A healthy adult bladder can hold up to 16 ounces, or 2 cups, of urine. This is great news if you’ve only had one cup of coffee, but not so much if you find yourself on cup number three with no restroom in sight.
The bladder capacity for children under the age of 2 is about 4 ounces. For children older than 2, the capacity can be found by dividing their age by 2, then adding 6. For example, an 8-year-old child can typically hold 10 ounces of urine.
Most everyone has held in urine at one time or another. You may have wondered whether holding your pee is healthy. Here’s what you need to know.
If your urinary system is healthy, holding your pee generally isn’t dangerous. If you’re an adult and your bladder is holding more than 2 cups of urine, you may start to feel uncomfortable.
If you have an overactive bladder, holding your pee can be an important part of bladder training. Regular bladder training may help you develop a more convenient urination schedule.
There isn’t a set guideline for how long you can safely hold your pee. It varies from person to person.
In certain circumstances, holding urine for any length of time can be dangerous. If you have any of the following conditions, holding your urine can increase your risk of infection or kidney disease:
- enlarged prostate
- neurogenic bladder
- kidney disorders
- urinary retention
Woman who are pregnant are already at an increased risk for urinary tract infections (UTIs). If you’re pregnant, holding your pee can further increase this risk.
When you feel the urge to empty your bladder, the reason behind it isn’t as simple as your bladder filling up with liquid. It’s actually a pretty complex process involving many muscles, organs, and nerves that work together to tell you that it’s time to go.
When your bladder is about half full, it activates the nerves in your bladder. These nerves signal your brain to give you the urge to urinate. The brain then signals the bladder to hold on until it’s time. Holding your pee involves consciously fighting this signal to urinate.

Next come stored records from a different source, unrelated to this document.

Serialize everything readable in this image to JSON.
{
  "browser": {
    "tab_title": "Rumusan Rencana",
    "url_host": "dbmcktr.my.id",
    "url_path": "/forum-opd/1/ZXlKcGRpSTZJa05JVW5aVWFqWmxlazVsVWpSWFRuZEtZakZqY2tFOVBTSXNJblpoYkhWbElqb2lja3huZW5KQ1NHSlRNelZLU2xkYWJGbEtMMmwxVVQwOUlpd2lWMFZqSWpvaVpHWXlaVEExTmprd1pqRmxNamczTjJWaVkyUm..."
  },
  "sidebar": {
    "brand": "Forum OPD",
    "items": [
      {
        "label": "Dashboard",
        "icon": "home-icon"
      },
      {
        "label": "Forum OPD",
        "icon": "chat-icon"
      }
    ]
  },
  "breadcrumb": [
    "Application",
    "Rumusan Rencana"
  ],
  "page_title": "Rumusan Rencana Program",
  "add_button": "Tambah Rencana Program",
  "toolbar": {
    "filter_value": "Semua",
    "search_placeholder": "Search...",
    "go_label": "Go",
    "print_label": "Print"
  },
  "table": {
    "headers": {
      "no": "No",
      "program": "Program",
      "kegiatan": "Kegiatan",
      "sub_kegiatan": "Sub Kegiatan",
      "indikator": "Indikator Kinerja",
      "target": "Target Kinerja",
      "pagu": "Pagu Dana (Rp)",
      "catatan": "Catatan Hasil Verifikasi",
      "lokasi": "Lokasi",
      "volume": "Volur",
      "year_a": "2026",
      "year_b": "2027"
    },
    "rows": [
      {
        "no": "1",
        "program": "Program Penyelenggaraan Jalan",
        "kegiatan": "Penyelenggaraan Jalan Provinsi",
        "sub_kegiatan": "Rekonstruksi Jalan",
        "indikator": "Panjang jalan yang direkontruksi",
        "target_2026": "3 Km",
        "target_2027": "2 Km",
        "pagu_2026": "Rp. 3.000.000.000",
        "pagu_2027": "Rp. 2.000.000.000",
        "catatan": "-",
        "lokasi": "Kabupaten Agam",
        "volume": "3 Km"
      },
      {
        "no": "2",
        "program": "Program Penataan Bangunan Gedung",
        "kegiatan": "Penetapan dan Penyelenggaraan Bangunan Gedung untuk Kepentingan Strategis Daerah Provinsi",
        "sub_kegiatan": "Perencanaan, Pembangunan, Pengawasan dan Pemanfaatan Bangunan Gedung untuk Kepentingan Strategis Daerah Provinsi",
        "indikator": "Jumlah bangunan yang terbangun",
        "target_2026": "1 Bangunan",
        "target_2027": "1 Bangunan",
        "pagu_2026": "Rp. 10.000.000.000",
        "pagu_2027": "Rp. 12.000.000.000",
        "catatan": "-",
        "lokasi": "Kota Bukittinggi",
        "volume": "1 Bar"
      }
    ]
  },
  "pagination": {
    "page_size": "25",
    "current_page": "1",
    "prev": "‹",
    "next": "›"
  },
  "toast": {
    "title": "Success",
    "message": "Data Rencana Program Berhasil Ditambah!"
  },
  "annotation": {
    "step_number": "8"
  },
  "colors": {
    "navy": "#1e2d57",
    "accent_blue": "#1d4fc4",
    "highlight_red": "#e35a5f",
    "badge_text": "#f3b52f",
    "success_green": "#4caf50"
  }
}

These signals will differ from person to person. They also vary according to your age, how much liquid your bladder contains, and what time of day it is. For example, these signals decrease at night — that way you can get a full night’s rest instead of running to the restroom every few hours!
If these signals pick up, it may be the result of an underlying medical condition. Some people may develop an overactive bladder or have a bladder that’s triggered by stress.

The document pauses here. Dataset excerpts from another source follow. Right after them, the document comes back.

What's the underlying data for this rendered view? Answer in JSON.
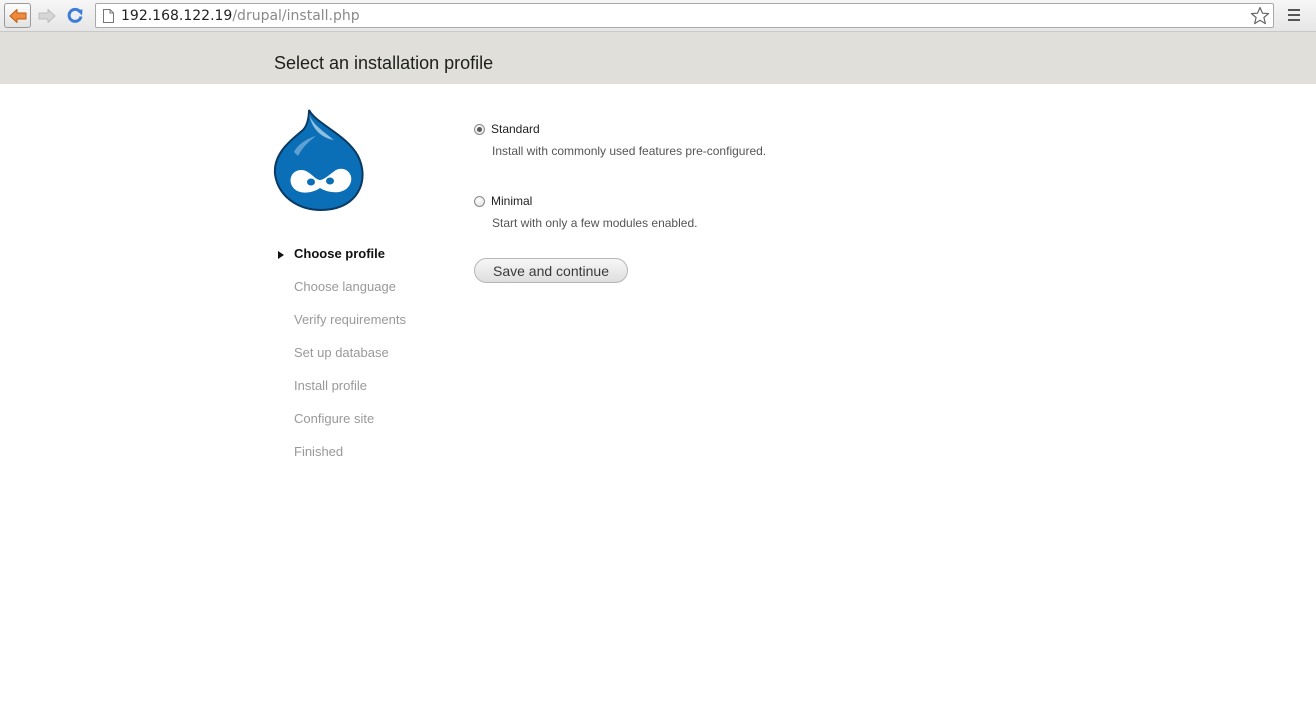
{
  "browser": {
    "url_host": "192.168.122.19",
    "url_path": "/drupal/install.php",
    "icons": {
      "back": "back-arrow-icon",
      "forward": "forward-arrow-icon",
      "reload": "reload-icon",
      "page": "page-icon",
      "bookmark": "star-icon",
      "menu": "hamburger-menu-icon"
    },
    "colors": {
      "back_arrow": "#e8742a",
      "reload": "#3b7dd8"
    }
  },
  "header": {
    "title": "Select an installation profile",
    "background": "#e0dfd9"
  },
  "sidebar": {
    "logo": "drupal-drop-logo",
    "logo_color": "#0077c0",
    "tasks": [
      {
        "label": "Choose profile",
        "active": true
      },
      {
        "label": "Choose language",
        "active": false
      },
      {
        "label": "Verify requirements",
        "active": false
      },
      {
        "label": "Set up database",
        "active": false
      },
      {
        "label": "Install profile",
        "active": false
      },
      {
        "label": "Configure site",
        "active": false
      },
      {
        "label": "Finished",
        "active": false
      }
    ]
  },
  "form": {
    "options": [
      {
        "label": "Standard",
        "description": "Install with commonly used features pre-configured.",
        "selected": true
      },
      {
        "label": "Minimal",
        "description": "Start with only a few modules enabled.",
        "selected": false
      }
    ],
    "submit_label": "Save and continue"
  }
}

For some women, the urge to urinate more frequently can increase after having children. This results from changes that occur during childbirth, including weakened muscles and nerve stimulation.
Simply holding your pee doesn’t cause a UTI. UTIs occur when bacteria make their way into the urinary tract.
If you don’t empty your bladder on a regular basis, the bacteria are more likely to sit and multiply in the bladder. This can lead to a UTI. One study discusses this risk — which can result in infection — but the association hasn’t been proven.
Your risk for a UTI may also be higher if you don’t drink adequate amounts of water. This is because your bladder won’t be full enough to send the signal to urinate. Bacteria that might already be present in the urinary system will then be able to multiply, potentially leading to an infection.
If you’re experiencing any unusual symptoms or think you have a UTI, consult your doctor.
Symptoms of a UTI include:
- persistent need to urinate
- burning sensation while peeing
- strong-smelling urine
- urine that looks cloudy
- blood in the urine
- pelvic pain
Your bladder is a part of your urinary system. It’s connected through the ureters to your kidneys. In rare cases, urine can back up into the kidneys and lead to an infection or kidney damage.
Pre-existing medical conditions, such as an enlarged prostate or a neurogenic bladder from nerve damage, can lead to an involuntary retention of urine. A blockage in the passage of urine or weakened bladder muscles can prevent the bladder from emptying completely.
When you have to go, you have to go. If you’re able to use the restroom, you should do so.
But if you’ve been advised to do any form of bladder training, or if you’re unable to access a bathroom, here are a few things you can do to take your mind off the urge to urinate:
- Do a task that will actively engage your brain, such as a game or crossword puzzle.
- Listen to music.
- Stay sitting if you are already sitting.
- Read a book.
- Scroll through social media on your phone.
- Keep warm, since being cold can give you the urge to urinate.
In most cases, holding your pee now and then isn’t harmful to your health. If, however, the urge to urinate is affecting your daily life, you should consult your doctor. Holding your pee on a regular basis can increase the risk of UTIs or other complications.